3. Empower employees to make their own decisions
Ah, the elusive perfect boss. We all have our own ideas about what a fantasy manager would be like, and these notions tend to vary based on our personalities, past experiences, attitudes, and outlooks on life. Because managerial responsibilities vary so much in different industries, it is virtually impossible to determine objectively which one set of skills and attributes comes closest to perfection.
Trustworthy managers who allow employees the latitude to make independent decisions are the most highly regarded. Bosses skilled in teambuilding and promoting solidarity are also popular among hospitality industry employees. Rounding out the most popular personality traits for hospitality industry managers are honesty and integrity.
4. Avoid toxic behaviors
Hospitality employees appreciate employers who display positive leadership skills and offer open, construction channels for regular communcation and feedback. Bosses who create a negative company culture by modeling bad communication methods, treating employees unfairly, or who don't seem to care about the well-being or success of their team members are often seen as toxic.
5. Stay involved, but not too involved...
Hospitality professionals want bosses who are trusting (and trustworthy) and allow some independence and decision-making power, but not so much that they begin to perceive you as being lazy or overly reliant on them. Great bosses promote harmony and unity among team members, but also act with fairness, recognizing excellence, and punishing laxness. Great bosses are nice, but not so nice that you begin to blur the boundaries between personal and professional relationships.
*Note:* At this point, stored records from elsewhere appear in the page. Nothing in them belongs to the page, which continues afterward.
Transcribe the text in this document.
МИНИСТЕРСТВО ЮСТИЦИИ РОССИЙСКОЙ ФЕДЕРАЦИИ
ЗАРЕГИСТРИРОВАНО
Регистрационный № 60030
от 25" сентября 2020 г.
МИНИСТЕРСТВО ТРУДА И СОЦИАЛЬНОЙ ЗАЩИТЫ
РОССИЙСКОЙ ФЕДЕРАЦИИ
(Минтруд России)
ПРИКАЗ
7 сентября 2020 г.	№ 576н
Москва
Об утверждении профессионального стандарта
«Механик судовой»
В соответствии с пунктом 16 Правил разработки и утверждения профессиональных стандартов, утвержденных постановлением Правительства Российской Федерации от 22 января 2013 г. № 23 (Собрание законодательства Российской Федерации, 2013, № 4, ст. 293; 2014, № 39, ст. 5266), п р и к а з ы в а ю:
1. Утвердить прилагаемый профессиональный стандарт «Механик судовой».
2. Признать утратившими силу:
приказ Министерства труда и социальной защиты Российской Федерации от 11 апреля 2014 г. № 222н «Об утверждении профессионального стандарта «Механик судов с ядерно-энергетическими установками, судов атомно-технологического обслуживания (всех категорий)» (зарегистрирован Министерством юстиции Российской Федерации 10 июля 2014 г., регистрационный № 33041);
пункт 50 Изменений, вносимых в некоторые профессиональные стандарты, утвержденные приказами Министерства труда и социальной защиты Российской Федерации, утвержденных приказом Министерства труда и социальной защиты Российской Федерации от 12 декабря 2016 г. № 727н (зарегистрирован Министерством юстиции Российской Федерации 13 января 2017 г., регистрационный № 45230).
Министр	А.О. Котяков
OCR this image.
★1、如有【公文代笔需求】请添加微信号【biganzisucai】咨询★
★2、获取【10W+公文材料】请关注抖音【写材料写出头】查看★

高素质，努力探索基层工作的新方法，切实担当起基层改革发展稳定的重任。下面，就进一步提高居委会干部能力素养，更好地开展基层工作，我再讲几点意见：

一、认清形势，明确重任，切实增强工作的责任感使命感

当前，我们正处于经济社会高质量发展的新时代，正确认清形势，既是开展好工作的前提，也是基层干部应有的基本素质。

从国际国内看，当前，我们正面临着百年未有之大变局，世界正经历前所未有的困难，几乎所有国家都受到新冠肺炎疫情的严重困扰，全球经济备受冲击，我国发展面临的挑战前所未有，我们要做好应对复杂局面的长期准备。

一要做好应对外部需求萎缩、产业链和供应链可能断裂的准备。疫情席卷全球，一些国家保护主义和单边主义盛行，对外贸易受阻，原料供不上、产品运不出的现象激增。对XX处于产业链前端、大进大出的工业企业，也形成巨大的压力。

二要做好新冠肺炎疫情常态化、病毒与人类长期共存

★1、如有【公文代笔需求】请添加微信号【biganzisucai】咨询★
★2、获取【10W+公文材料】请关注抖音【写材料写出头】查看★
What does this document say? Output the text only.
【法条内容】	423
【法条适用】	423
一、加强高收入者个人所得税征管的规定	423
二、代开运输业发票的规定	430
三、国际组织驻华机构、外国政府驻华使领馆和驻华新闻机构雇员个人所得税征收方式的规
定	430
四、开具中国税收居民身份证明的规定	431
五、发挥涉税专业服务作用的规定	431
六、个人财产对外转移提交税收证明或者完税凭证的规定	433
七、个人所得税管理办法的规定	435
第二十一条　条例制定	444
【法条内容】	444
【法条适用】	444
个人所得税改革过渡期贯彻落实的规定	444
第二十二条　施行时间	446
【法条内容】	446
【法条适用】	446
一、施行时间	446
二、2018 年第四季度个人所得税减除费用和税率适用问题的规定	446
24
Employees prefer it if when their bosses don't display either too much or too little of any attribute or personality trait. The perfect boss, then, is one who can find a path of compromise between too mean and too nice, too involved and too distant, too smart and too dumb. If you're a leader looking for a path that will improve your relationships with team members, the middle way may be the right way.
Here's what some hospitality employees have to say:
- Suzanne, a 15-year veteran of the foodservice industry: "Being a good boss is a lot like being a good parent—sometimes we need discipline, sometimes we need compassion, and sometimes we just want money. Most of the time, we simply need to know you're behind us if we need help."
- Bill, a foodservice supervisor: The perfect boss is "somebody who not only listens but hears. It is a subtle distinction but absolutely priceless in a manager."
- Steve, a hospitality industry manager who worked his way up through the ranks: "The 'perfect boss' is neither friend nor foe but a boss."